Thats because you can't. You've lost WAY too much out the windows as they are overexposed in the photo you are trying to fix. The girls shoulder is completely gone in the water reflections, all white pixels - it's a mistake photo.

However if you took the picture or have the camera original then go back to the raw file. Good cameras see more than what Photoshop processes and can get details back even if you are sloppy with the camera. Sometimes import it twice with different exposures and patch a lower exposure of the windows with a normal exposure using gradients and masking.

But if you don't care the photo is screwed up and just want colors to line up, you have to look at each color specifically.

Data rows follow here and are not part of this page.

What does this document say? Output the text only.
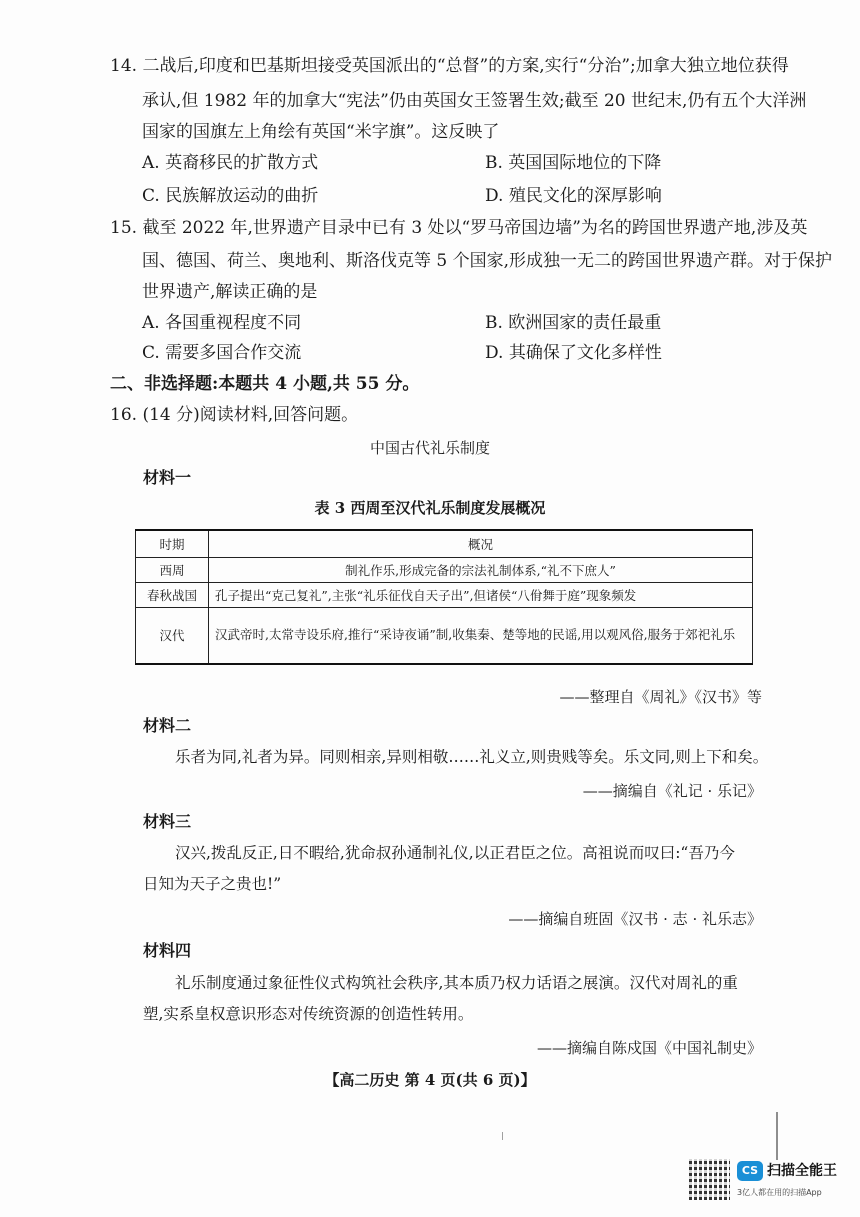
14. 二战后,印度和巴基斯坦接受英国派出的“总督”的方案,实行“分治”;加拿大独立地位获得
承认,但 1982 年的加拿大“宪法”仍由英国女王签署生效;截至 20 世纪末,仍有五个大洋洲
国家的国旗左上角绘有英国“米字旗”。这反映了
A. 英裔移民的扩散方式	B. 英国国际地位的下降
C. 民族解放运动的曲折	D. 殖民文化的深厚影响
15. 截至 2022 年,世界遗产目录中已有 3 处以“罗马帝国边墙”为名的跨国世界遗产地,涉及英
国、德国、荷兰、奥地利、斯洛伐克等 5 个国家,形成独一无二的跨国世界遗产群。对于保护
世界遗产,解读正确的是
A. 各国重视程度不同	B. 欧洲国家的责任最重
C. 需要多国合作交流	D. 其确保了文化多样性
二、非选择题:本题共 4 小题,共 55 分。
16. (14 分)阅读材料,回答问题。
中国古代礼乐制度
材料一
表 3 西周至汉代礼乐制度发展概况
时期	概况
西周	制礼作乐,形成完备的宗法礼制体系,“礼不下庶人”
春秋战国	孔子提出“克己复礼”,主张“礼乐征伐自天子出”,但诸侯“八佾舞于庭”现象频发
汉代	汉武帝时,太常寺设乐府,推行“采诗夜诵”制,收集秦、楚等地的民谣,用以观风俗,服务于郊祀礼乐
——整理自《周礼》《汉书》等
材料二
乐者为同,礼者为异。同则相亲,异则相敬……礼义立,则贵贱等矣。乐文同,则上下和矣。
——摘编自《礼记 · 乐记》
材料三
汉兴,拨乱反正,日不暇给,犹命叔孙通制礼仪,以正君臣之位。高祖说而叹曰:“吾乃今
日知为天子之贵也!”
——摘编自班固《汉书 · 志 · 礼乐志》
材料四
礼乐制度通过象征性仪式构筑社会秩序,其本质乃权力话语之展演。汉代对周礼的重
塑,实系皇权意识形态对传统资源的创造性转用。
——摘编自陈戍国《中国礼制史》
【高二历史 第 4 页(共 6 页)】
CS 扫描全能王
3亿人都在用的扫描App
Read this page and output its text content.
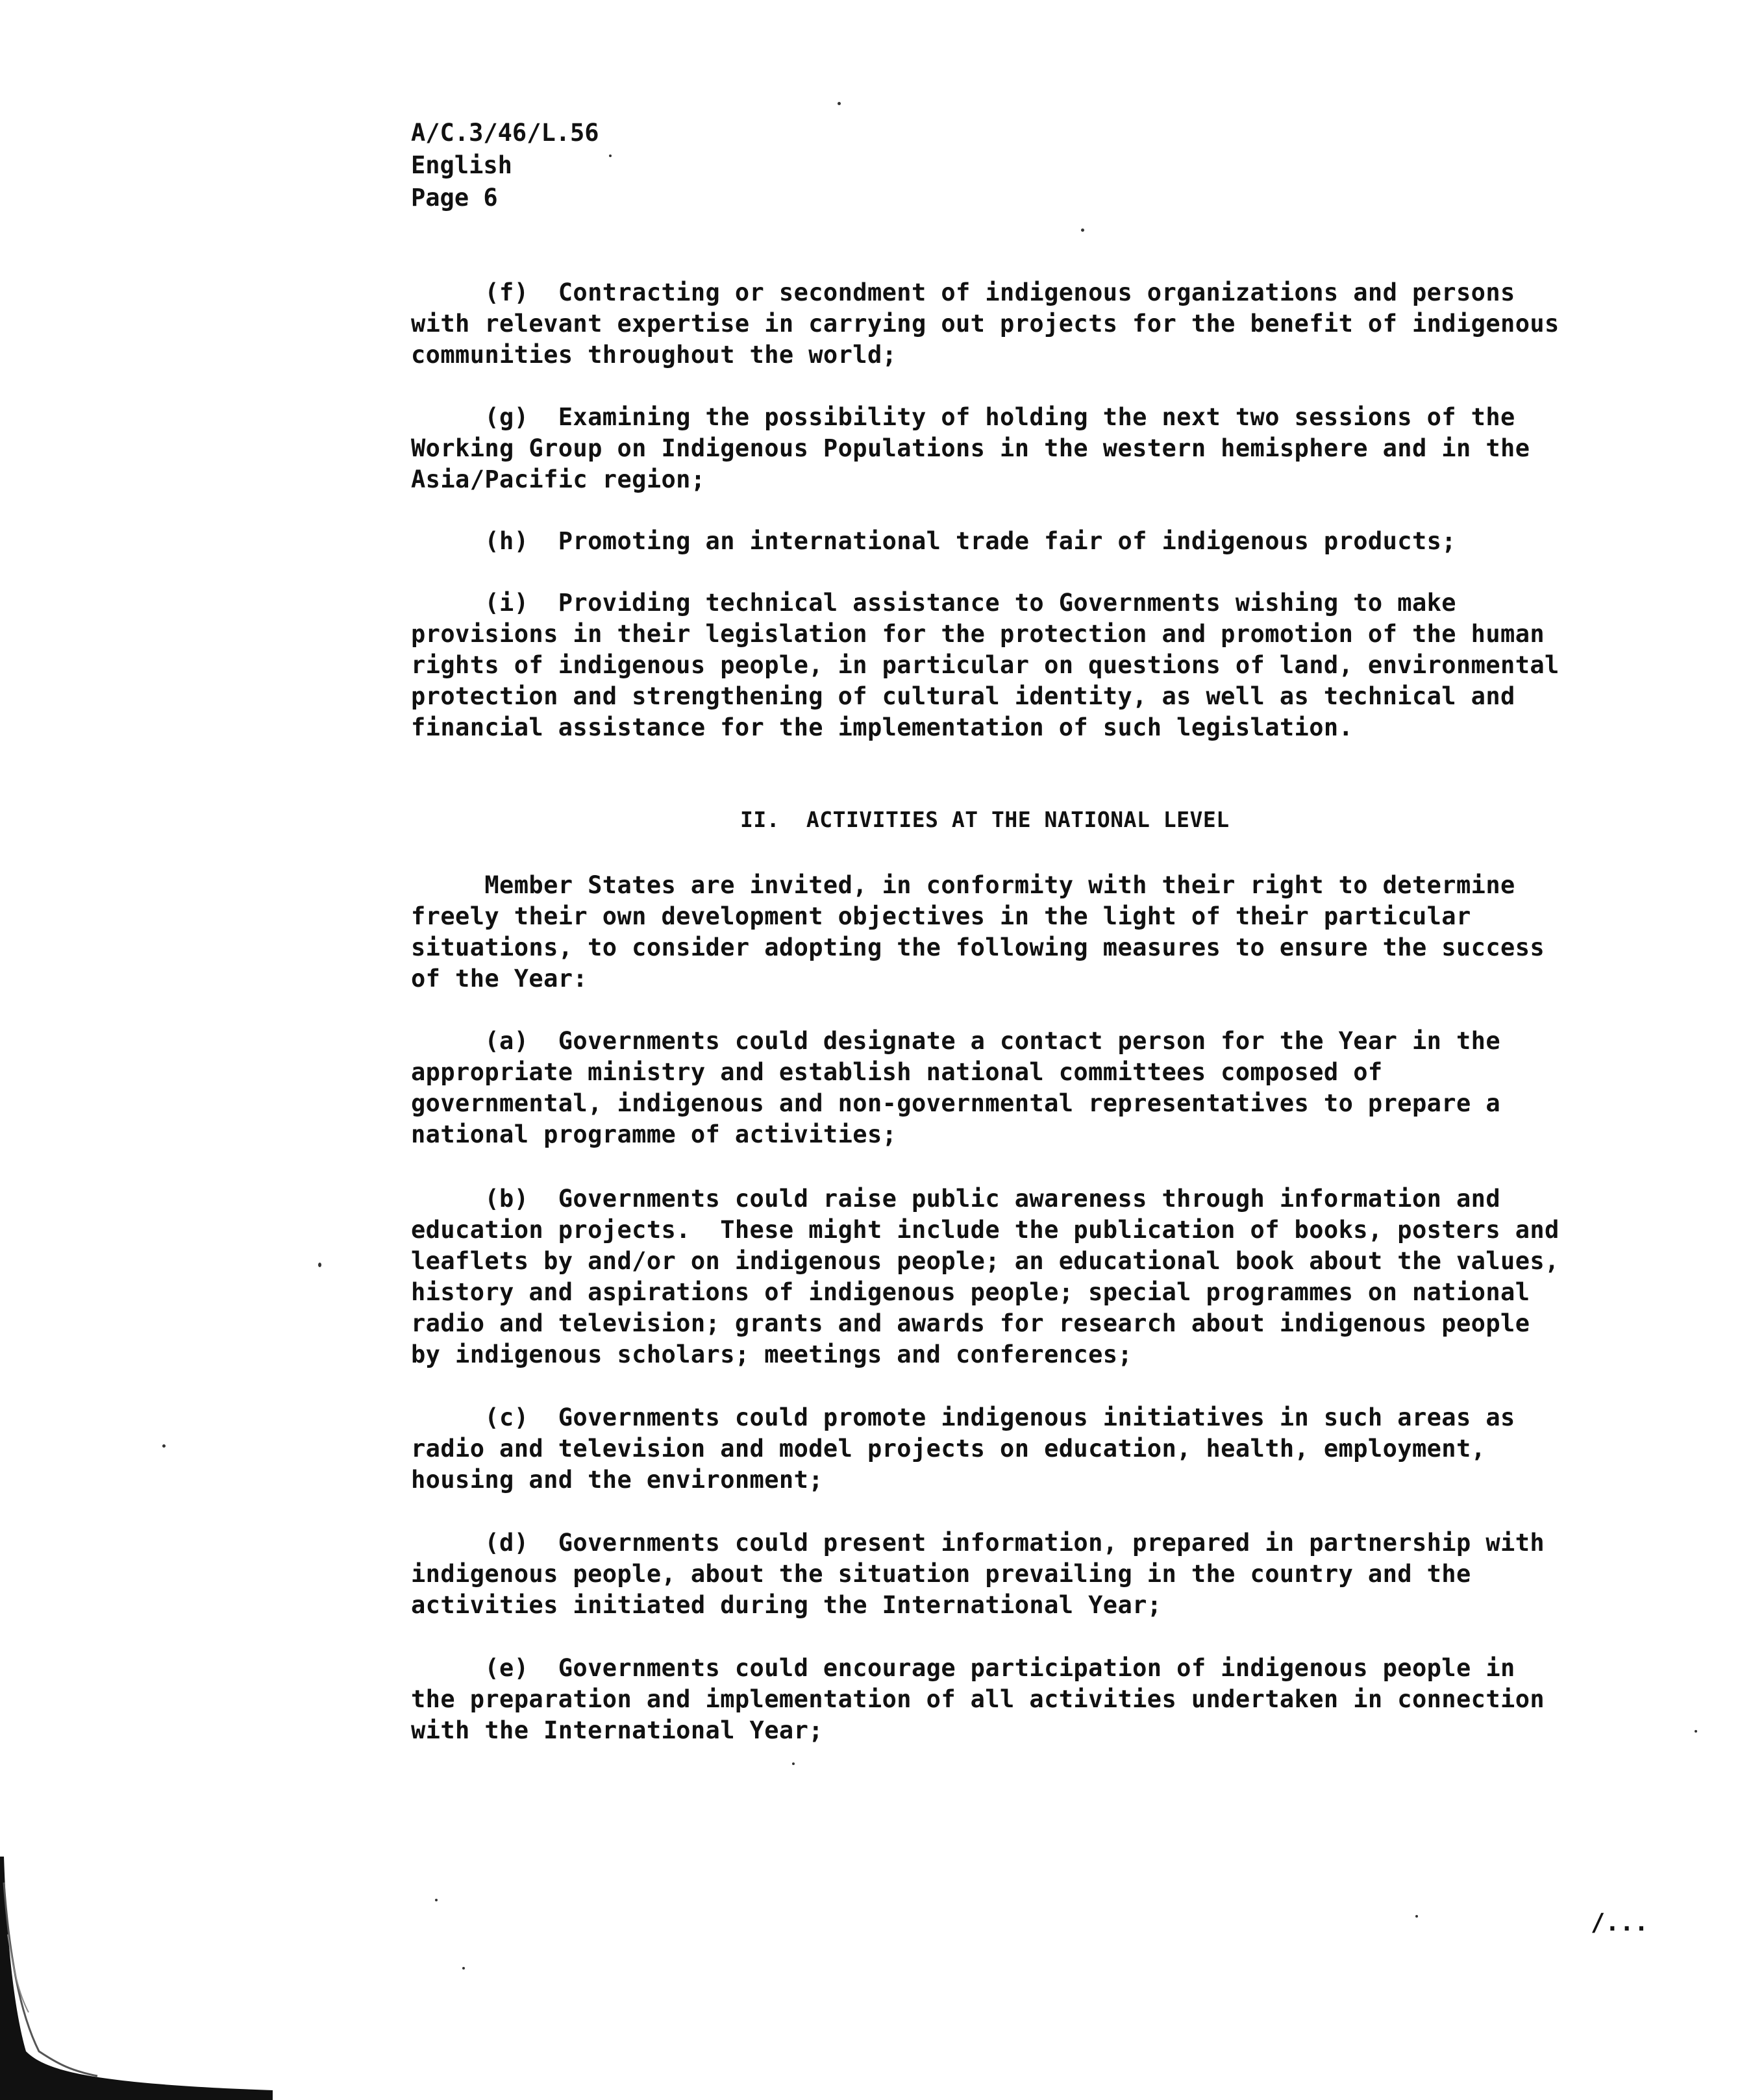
A/C.3/46/L.56
English
Page 6
(f)  Contracting or secondment of indigenous organizations and persons
with relevant expertise in carrying out projects for the benefit of indigenous
communities throughout the world;
(g)  Examining the possibility of holding the next two sessions of the
Working Group on Indigenous Populations in the western hemisphere and in the
Asia/Pacific region;
(h)  Promoting an international trade fair of indigenous products;
(i)  Providing technical assistance to Governments wishing to make
provisions in their legislation for the protection and promotion of the human
rights of indigenous people, in particular on questions of land, environmental
protection and strengthening of cultural identity, as well as technical and
financial assistance for the implementation of such legislation.
II.  ACTIVITIES AT THE NATIONAL LEVEL
Member States are invited, in conformity with their right to determine
freely their own development objectives in the light of their particular
situations, to consider adopting the following measures to ensure the success
of the Year:
(a)  Governments could designate a contact person for the Year in the
appropriate ministry and establish national committees composed of
governmental, indigenous and non-governmental representatives to prepare a
national programme of activities;
(b)  Governments could raise public awareness through information and
education projects.  These might include the publication of books, posters and
leaflets by and/or on indigenous people; an educational book about the values,
history and aspirations of indigenous people; special programmes on national
radio and television; grants and awards for research about indigenous people
by indigenous scholars; meetings and conferences;
(c)  Governments could promote indigenous initiatives in such areas as
radio and television and model projects on education, health, employment,
housing and the environment;
(d)  Governments could present information, prepared in partnership with
indigenous people, about the situation prevailing in the country and the
activities initiated during the International Year;
(e)  Governments could encourage participation of indigenous people in
the preparation and implementation of all activities undertaken in connection
with the International Year;
/...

The HSV filter lets you pick channels with a combo box and adjust separately, this will get you close:


red channel: Hue +10, Saturation -30
green channel: Hue -30, Saturation -80, Lightness -50
cyan channel: Saturation -60
magenta channel: Hue +40, Saturation -30, Lightness +40


That adjustment downplays and washes out the windows so you don't see them so much; greens and the cyans turn a little more yellow and disappear. You can damage the other photo to look like that if you want.

A couple of other tricks to match is to put a gradient adjustment on the girl so that you put some red and yellow back into her. So that's another HSV layer that has a mask on it which is just a gradient stripe and add some yellow and red saturation back. Also an exposure adjustment except the opposite-darken everything except the girl, so the reverse of that mask.

Result should be like:



No matter what you do the windows are going to look bad though.